Lodewijk andri de la porte l at odewijk.nl
Sun Apr 7 22:01:48 PDT 2013


I'm thinking this won't crash anytime soon either. Unless some early-on
bitcoiner wants to check out hard. Even if that happens the recovery will
be quick enough. And why would mister early bitcoiner check out now? That'd
be stupid.

Regarding LTC/PPC/MC2:
2) memory-hard/anti-dedicated circuit algorithms:
Who are you shitting here? Right now mining is dominated by those whom
invested specifically into Bitcoin mining. That's good, they're heavily
vested exclusively in Bitcoin. Who are you helping with this? Not the
layman, he still can't compete with the pro's (that will revert to just
buying specialized PC's). Instead the botnet owner is made happy, the
botnet will do comparatively a lot better than it does now (note: this is
bad). I appreciate the notion of making coin generation more distributed,
but it is fundamentally incompatible with anonymity and therefore with
digital cash.

also 2) (numbering error caused by self-publishing) PoS (Proof of Stake)
Given 2 removed proof of work as proof of stake, we now introduce some
bullocks that will favor people that already have money through a
really nontransparent scheme. The idea being you should get money if you
have money. This PoS will cause a bloated blockchain that improves it only
through some diversity of Proof mechanisms. Additionally it promotes
hoarding coins even more than Bitcoin (and friends) already does. Did I
mention it isn't very transparent why one would want this? (don't get me
wrong, it has some interesting factors. But it just isn't a good idea to
require coin for these transactions. It's oligarchical in nature.)

3) About block rewards

Block rewards in Bitcoin are used as a trick to mint coins. Mining
incentive should switch mostly to transaction fees. Although I think too
that they can be used to affect the system positively, it is hard to make
sure it is a positive influence. It has already been extremely
controversial, even though it is so simple. Someone even went so far as to
say that not halving the block rewards causes Bitcoin to "stop being
Bitcoin".

The control over inflation given here is.. Bullshit. Again. The inflow rate
decreases 8% per bityear until after 27 (why 27?) years after which it will
be up to 1% increase or 1% decrease in inflow. Somehow the author thinks
anyone that mines (is invested or has coin) will vote to have less inflow
(thus causing said miner/coin owner to earn less next year given most
people don't mine or own a lot of coins).  Why is 1% a limit either way?
It's insignificantly small. The author also says this amounts to a
"democratic" system, whilst it is a totally elitist's vote.

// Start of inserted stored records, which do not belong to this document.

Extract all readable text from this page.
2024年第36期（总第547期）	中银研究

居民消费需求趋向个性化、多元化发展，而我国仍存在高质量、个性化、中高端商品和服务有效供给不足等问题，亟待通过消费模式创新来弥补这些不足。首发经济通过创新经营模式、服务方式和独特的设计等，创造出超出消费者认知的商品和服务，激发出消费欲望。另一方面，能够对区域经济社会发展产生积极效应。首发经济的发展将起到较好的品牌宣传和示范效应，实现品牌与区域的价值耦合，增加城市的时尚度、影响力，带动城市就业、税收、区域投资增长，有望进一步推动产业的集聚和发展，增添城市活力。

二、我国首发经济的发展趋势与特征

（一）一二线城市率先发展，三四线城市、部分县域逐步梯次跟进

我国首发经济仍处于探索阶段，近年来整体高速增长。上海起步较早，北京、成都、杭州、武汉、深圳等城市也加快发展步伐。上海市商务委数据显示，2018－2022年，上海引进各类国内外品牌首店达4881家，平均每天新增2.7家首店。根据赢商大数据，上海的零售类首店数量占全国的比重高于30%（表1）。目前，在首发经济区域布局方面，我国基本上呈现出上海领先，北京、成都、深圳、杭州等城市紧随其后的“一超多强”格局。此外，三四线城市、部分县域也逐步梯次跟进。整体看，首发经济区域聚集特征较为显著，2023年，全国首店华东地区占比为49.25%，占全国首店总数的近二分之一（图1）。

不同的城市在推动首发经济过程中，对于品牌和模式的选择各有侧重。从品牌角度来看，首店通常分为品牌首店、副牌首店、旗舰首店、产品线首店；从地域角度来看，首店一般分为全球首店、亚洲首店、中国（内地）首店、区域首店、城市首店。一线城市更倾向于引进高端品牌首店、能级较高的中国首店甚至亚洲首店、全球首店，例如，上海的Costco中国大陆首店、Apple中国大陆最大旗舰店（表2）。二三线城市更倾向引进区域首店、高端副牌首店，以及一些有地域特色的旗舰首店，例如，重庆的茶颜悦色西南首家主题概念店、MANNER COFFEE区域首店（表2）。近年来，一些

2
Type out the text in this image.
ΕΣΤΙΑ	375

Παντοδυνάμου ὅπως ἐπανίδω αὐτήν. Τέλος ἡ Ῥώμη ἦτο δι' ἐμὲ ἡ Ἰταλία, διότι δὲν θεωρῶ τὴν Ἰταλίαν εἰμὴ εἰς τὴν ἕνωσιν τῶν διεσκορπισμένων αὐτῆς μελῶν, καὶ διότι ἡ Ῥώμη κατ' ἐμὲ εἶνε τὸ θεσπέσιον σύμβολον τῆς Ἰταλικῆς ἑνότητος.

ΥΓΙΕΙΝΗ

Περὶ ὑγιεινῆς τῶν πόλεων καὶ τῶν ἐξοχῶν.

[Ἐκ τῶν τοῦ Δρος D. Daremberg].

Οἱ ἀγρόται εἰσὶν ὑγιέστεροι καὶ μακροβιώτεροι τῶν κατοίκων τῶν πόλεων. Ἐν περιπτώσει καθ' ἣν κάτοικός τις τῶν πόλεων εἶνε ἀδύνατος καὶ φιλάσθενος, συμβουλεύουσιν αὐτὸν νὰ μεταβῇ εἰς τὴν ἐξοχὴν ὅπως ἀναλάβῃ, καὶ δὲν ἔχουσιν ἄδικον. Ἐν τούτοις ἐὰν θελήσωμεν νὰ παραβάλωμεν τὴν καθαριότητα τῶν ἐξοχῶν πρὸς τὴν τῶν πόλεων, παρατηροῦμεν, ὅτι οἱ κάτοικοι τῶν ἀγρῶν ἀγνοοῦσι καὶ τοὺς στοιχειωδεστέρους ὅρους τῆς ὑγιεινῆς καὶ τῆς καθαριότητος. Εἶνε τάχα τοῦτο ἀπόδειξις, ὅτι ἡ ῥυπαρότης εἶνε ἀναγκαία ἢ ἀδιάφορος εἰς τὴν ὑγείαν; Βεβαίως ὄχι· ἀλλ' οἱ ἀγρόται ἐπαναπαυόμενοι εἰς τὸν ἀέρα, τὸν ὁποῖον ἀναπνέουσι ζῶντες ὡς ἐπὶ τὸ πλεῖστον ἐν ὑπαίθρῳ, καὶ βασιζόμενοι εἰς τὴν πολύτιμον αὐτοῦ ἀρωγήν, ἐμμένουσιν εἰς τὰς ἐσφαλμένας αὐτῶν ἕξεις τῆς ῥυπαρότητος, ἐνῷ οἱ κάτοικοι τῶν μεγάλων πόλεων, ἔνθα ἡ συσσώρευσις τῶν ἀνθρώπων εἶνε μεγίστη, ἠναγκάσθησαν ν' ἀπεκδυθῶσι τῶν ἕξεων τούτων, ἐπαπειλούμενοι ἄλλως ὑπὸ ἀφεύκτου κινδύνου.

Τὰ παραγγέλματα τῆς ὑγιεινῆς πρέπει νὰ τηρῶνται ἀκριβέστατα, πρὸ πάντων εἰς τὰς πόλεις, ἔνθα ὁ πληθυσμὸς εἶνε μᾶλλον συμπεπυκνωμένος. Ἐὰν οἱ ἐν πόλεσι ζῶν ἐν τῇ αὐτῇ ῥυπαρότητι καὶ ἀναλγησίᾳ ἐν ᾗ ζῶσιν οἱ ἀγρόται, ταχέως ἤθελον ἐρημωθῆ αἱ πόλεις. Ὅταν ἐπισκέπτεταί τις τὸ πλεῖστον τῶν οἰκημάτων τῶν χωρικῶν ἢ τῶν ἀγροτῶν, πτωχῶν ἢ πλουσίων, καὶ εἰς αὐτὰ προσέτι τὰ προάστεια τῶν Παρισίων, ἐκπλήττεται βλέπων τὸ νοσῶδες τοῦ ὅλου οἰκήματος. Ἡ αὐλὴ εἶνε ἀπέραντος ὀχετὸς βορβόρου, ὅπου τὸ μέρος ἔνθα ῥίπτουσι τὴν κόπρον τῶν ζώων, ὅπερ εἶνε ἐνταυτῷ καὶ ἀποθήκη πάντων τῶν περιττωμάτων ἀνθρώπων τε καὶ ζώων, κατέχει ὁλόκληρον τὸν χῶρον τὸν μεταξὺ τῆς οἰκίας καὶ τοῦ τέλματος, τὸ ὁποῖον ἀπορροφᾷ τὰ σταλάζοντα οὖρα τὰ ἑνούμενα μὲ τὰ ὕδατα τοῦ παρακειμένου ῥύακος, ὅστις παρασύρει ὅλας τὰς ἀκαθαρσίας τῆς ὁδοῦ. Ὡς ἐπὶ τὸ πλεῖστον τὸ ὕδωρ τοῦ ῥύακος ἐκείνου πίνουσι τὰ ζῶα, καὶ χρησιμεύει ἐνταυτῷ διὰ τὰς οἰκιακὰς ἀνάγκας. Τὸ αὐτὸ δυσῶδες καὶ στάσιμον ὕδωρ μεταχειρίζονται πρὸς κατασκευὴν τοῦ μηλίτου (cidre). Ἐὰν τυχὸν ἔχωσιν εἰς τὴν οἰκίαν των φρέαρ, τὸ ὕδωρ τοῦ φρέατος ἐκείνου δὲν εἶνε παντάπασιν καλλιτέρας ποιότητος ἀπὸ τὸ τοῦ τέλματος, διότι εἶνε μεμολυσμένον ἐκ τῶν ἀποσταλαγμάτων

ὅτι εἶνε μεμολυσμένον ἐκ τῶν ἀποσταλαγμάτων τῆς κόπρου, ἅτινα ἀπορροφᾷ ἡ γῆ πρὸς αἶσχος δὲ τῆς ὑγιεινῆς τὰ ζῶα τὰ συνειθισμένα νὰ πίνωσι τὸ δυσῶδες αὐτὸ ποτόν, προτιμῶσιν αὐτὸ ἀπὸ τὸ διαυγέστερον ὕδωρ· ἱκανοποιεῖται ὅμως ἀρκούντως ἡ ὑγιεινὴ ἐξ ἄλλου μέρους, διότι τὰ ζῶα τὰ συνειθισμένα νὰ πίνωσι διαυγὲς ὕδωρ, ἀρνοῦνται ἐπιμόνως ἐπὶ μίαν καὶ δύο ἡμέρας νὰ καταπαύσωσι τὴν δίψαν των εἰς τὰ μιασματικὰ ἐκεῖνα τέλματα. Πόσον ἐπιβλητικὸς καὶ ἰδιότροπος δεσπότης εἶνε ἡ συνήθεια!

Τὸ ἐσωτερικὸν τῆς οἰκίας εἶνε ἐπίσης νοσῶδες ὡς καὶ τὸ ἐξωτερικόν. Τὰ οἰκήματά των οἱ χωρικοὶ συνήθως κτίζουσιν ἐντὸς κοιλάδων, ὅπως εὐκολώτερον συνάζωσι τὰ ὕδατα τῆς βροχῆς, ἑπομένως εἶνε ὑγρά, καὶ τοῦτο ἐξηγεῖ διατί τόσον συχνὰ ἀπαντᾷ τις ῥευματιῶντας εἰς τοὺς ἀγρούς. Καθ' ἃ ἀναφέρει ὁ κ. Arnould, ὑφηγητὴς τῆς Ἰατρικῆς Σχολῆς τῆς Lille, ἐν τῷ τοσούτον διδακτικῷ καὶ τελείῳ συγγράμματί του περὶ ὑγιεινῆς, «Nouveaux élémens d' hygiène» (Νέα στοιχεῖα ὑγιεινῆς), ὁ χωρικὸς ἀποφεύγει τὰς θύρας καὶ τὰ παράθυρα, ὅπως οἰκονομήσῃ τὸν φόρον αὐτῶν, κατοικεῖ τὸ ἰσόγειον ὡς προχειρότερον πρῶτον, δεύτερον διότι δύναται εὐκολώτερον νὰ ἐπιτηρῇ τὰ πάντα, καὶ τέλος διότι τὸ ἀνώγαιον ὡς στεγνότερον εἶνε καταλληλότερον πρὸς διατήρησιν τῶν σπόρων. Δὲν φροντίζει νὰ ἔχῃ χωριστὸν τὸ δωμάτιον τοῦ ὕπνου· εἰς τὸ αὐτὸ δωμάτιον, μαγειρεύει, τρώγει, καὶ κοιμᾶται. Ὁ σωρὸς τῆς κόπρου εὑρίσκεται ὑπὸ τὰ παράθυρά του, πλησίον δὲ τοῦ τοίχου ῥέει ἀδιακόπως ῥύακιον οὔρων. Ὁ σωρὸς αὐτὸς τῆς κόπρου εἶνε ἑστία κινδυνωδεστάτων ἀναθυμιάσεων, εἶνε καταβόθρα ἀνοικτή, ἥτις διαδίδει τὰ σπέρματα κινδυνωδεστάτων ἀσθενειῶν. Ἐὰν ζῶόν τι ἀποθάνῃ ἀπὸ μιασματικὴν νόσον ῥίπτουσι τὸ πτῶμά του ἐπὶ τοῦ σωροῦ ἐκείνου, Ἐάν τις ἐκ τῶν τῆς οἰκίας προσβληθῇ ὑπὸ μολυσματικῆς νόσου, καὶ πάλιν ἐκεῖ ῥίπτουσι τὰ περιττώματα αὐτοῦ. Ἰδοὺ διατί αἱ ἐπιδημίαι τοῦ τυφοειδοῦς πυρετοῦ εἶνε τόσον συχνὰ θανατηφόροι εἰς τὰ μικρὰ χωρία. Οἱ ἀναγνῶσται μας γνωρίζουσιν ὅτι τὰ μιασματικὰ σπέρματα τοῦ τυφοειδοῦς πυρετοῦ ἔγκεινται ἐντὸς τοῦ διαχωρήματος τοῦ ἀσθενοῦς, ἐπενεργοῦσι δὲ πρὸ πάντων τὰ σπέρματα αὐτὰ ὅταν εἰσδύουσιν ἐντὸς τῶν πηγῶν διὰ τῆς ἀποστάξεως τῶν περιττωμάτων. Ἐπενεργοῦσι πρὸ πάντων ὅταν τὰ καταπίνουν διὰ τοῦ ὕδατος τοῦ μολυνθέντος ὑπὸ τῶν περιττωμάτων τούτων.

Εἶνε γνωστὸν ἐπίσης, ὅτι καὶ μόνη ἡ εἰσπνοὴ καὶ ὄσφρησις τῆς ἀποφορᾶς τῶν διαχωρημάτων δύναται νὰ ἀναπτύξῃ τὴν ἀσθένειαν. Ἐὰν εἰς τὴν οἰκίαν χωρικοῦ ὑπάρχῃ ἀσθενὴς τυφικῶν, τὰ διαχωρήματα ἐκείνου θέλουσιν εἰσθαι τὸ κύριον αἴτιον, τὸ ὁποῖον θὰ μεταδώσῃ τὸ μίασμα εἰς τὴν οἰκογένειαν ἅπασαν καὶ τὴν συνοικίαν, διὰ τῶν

There is absolutely 0 reasons to believe this is the next Bitcoin. I
predict proof of stake will never make it to the mainstream. I also predict
that whatever alternative follows Bitcoin, it will not lower the value of
Bitcoin significantly. Bitcoin will become the gold standard. Just as it
has been designed. And it fits its role because it's design is free of
additional rubbish, less is more. And less takes a lot of effort.